Dikota ini pula kita berkali-kali bertemu dan berpisah lalu kembali lagi untuk
bersama. Momen-momen yang penah kita buat, yang katamu baik-buruknya kita,
telah mempersatukan dalam hubungan sebentuk cinta. Dan kita telah melalui semua
jalan yang berliku. Dari manis hingga pahit pernah kita rasa.
Usaha
yang kulakukan tak sia-sia.Sebentar lagi akan menuai hasil. Meskipun hanya
menyilang tanggal, aku akan berjumpa denganmu. Kau tahu betapa bahagianya
diriku. Dan kini kupaham arti sebuah penantian. Benar katamu, sungguh
menyesakan dada menunggu orang yang kita sayang.
Nawon
Kemit. Empatpuluhlima hari lamanya tak kupanggil namamu. Selama itu pula tidak
kudengar kau memanggilku dengan nama kesayanganmu. Aku rindu memanggil dan
mendengar kedua nama itu.
Impianku
akan segara terwujud. Mari berbagi dan melanjutkan cerita tentang hari ini,
esok atau kapan tentang kita. Untuk kita! Kikira itu lebih dari cukup untuk
menjalani sisa hari yang telah kita buang. Bukankah katamu hidup itu lebih dari
sekadar menunggu mati? Lain hal, mari berikhtiar.***
Rewulu, 18 Agutus 2010
(WFY)
NB;
- Kudedikasikan untuk seorang perempuan yang bertahi lalat didekat hidung dan yang biasa kupanggil Nawon Kemit.
- Sssssssst... Aku sedang merindu. Berkali-kali jatuh cinta dengan nama dan orang yang sama.

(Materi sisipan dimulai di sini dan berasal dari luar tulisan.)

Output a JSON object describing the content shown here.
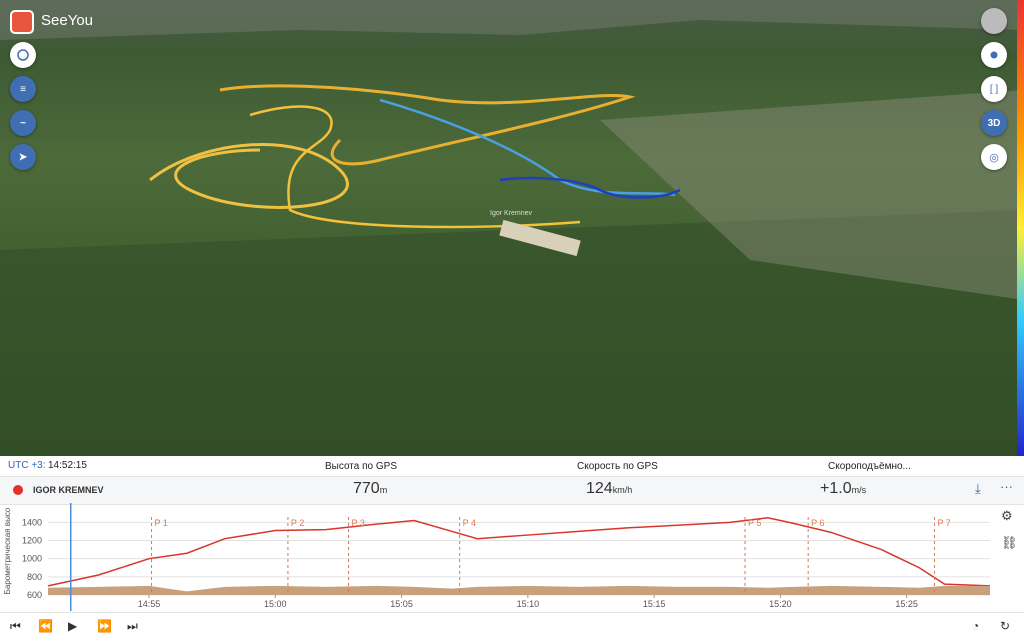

- Tulisan ini sebelumnya kutulis tangan di sebuah peron stasiun Rewulu. Saat itu aku sedang menikmati senja bersama adikku, Lailla, yang terus bernyayi tatkala datang dan perginya Kereta. "Naik keleta api ... tut ... tut ... tut. Siapa hendak tulut. Ke Bandung ... Sulabaya... Bolehlah naik dengan pelcuma.. Ayo temanku lekas naik... Keletaku tak belhenti lama..." lagu yang terus diulang-ulang dan tak pernah lampung, eh rampung dinyanyikan.
- Terima kasih kepada Ipang dan Ikang Fawzi, untuk lagu dan inspirasinya.